Green v. United States, 355 U.S. 184, 187-88, 78 S. Ct. 221, 223, 2 L. Ed. 2d 199 (1957). Although the instant prosecution of appellant does not implicate his constitutional *369 rights to be free from being twice placed in jeopardy for the same offense,[4] his interest in the finality of the State's prosecution is similar. Freedom from the expense of mounting a defense and the anxiety of standing accused by the State would be significant in any person's life. We find these interests to be substantial within the context of the "acquisition of substantial rights" exception discussed above.

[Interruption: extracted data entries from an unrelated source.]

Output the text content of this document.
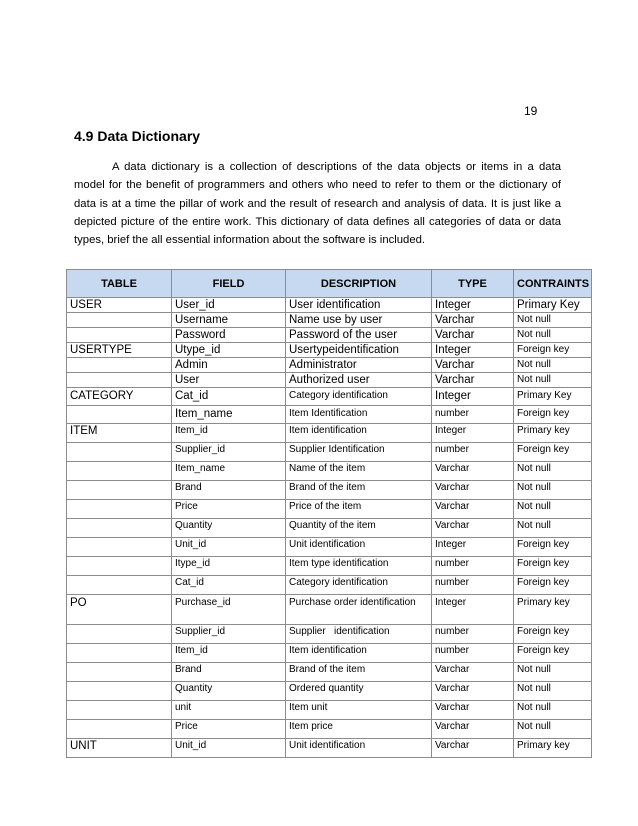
19
4.9 Data Dictionary

A data dictionary is a collection of descriptions of the data objects or items in a data model for the benefit of programmers and others who need to refer to them or the dictionary of data is at a time the pillar of work and the result of research and analysis of data. It is just like a depicted picture of the entire work. This dictionary of data defines all categories of data or data types, brief the all essential information about the software is included.

TABLE	FIELD	DESCRIPTION	TYPE	CONTRAINTS
USER	User_id	User identification	Integer	Primary Key
	Username	Name use by user	Varchar	Not null
	Password	Password of the user	Varchar	Not null
USERTYPE	Utype_id	Usertypeidentification	Integer	Foreign key
	Admin	Administrator	Varchar	Not null
	User	Authorized user	Varchar	Not null
CATEGORY	Cat_id	Category identification	Integer	Primary Key
	Item_name	Item Identification	number	Foreign key
ITEM	Item_id	Item identification	Integer	Primary key
	Supplier_id	Supplier Identification	number	Foreign key
	Item_name	Name of the item	Varchar	Not null
	Brand	Brand of the item	Varchar	Not null
	Price	Price of the item	Varchar	Not null
	Quantity	Quantity of the item	Varchar	Not null
	Unit_id	Unit identification	Integer	Foreign key
	Itype_id	Item type identification	number	Foreign key
	Cat_id	Category identification	number	Foreign key
PO	Purchase_id	Purchase order identification	Integer	Primary key
	Supplier_id	Supplier   identification	number	Foreign key
	Item_id	Item identification	number	Foreign key
	Brand	Brand of the item	Varchar	Not null
	Quantity	Ordered quantity	Varchar	Not null
	unit	Item unit	Varchar	Not null
	Price	Item price	Varchar	Not null
UNIT	Unit_id	Unit identification	Varchar	Primary key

We find that the dismissal of appellant's driving while intoxicated case was a final order, that the parties relied upon the constitutionality of Art. 32 A. 02 V.A.C.C.P., and that such reliance vested substantial rights in appellant. We hold, therefore, that further prosecution of appellant for this offense is prohibited. This holding is consistent with principles of equity alluded to ante, and to the validity of the Act at the time in question.

To the extent that the lead opinions in Stevenson, 751 S.W.2d 508, Jefferson, 751 S.W.2d 502, or any other opinion by this Court suggest that there is no exception to the rule that an unconstitutional statute is incapable of ever providing the basis of a right, they are hereby overruled.

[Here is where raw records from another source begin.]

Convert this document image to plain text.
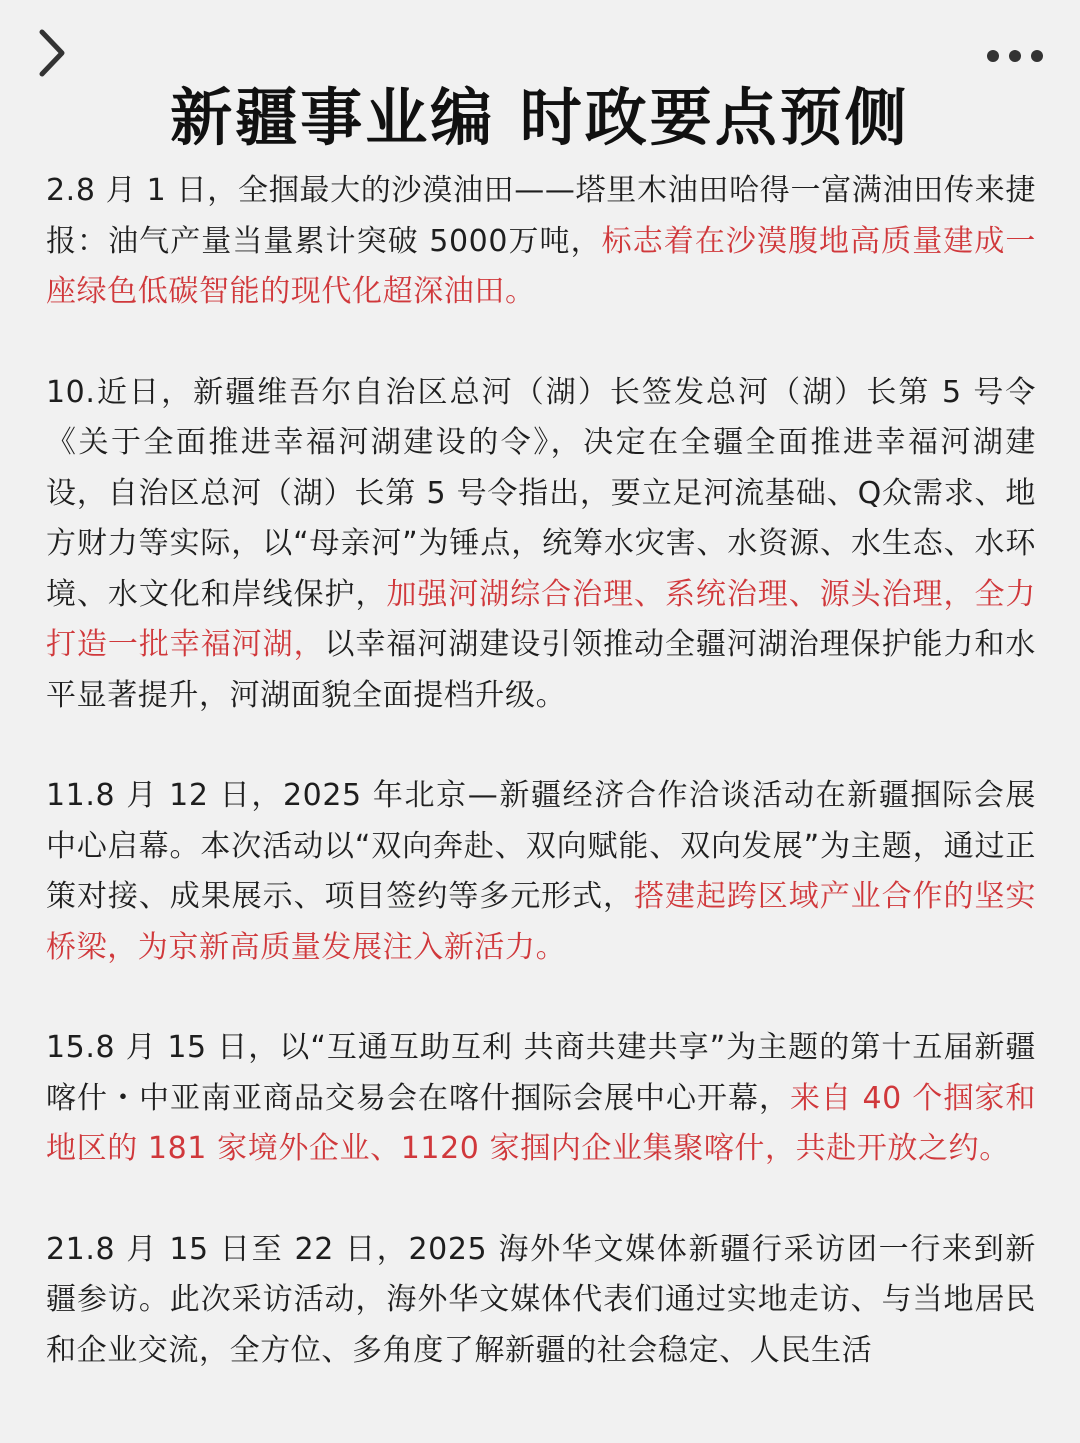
新疆事业编 时政要点预侧

2.8 月 1 日，全掴最大的沙漠油田——塔里木油田哈得一富满油田传来捷报：油气产量当量累计突破 5000万吨，标志着在沙漠腹地高质量建成一座绿色低碳智能的现代化超深油田。

10.近日，新疆维吾尔自治区总河（湖）长签发总河（湖）长第 5 号令《关于全面推进幸福河湖建设的令》，决定在全疆全面推进幸福河湖建设，自治区总河（湖）长第 5 号令指出，要立足河流基础、Q众需求、地方财力等实际，以“母亲河”为锤点，统筹水灾害、水资源、水生态、水环境、水文化和岸线保护，加强河湖综合治理、系统治理、源头治理，全力打造一批幸福河湖，以幸福河湖建设引领推动全疆河湖治理保护能力和水平显著提升，河湖面貌全面提档升级。

11.8 月 12 日，2025 年北京—新疆经济合作洽谈活动在新疆掴际会展中心启幕。本次活动以“双向奔赴、双向赋能、双向发展”为主题，通过正策对接、成果展示、项目签约等多元形式，搭建起跨区域产业合作的坚实桥梁，为京新高质量发展注入新活力。

15.8 月 15 日，以“互通互助互利 共商共建共享”为主题的第十五届新疆喀什・中亚南亚商品交易会在喀什掴际会展中心开幕，来自 40 个掴家和地区的 181 家境外企业、1120 家掴内企业集聚喀什，共赴开放之约。

21.8 月 15 日至 22 日，2025 海外华文媒体新疆行采访团一行来到新疆参访。此次采访活动，海外华文媒体代表们通过实地走访、与当地居民和企业交流，全方位、多角度了解新疆的社会稳定、人民生活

The judgment of the Court of Appeals is affirmed.

BERCHELMANN, J., not participating.

WHITE, J., concurs.


[1] Review was granted because this is an issue of first impression that is important to the jurisprudence of the state, Tex.R.App.Pro. 200(c)(2), and because a dissent was filed in the Court of Appeals, Tex.R.App.Pro. 200(c)(5).

[2] We will not discuss this aspect of the State's position because we do not rely on Garcia v. Dial in reaching our judgment.

[3] In Stevenson, 751 S.W.2d 508, Judge Miller filed a concurring opinion that raised the possibility of a procedural setting identical to the instant case. In addition, Judges Clinton and Duncan, in separate dissenting opinions, suggested the viability of the "equitable acquisition of rights" doctrine. Application of such a doctrine would also determine the outcome of this case. Therefore, although this Court has spoken to the issue presented here, until today, all of these pronouncements have been dictum.

[4] A governmental appeal from a speedy trial dismissal does not violate double jeopardy guarantees. See United States v. Scott, 437 U.S. 82, 98 S. Ct. 2187, 57 L. Ed. 2d 65 (1978). Reference to appellant's interests related to double jeopardy are discussed only by way of analogy.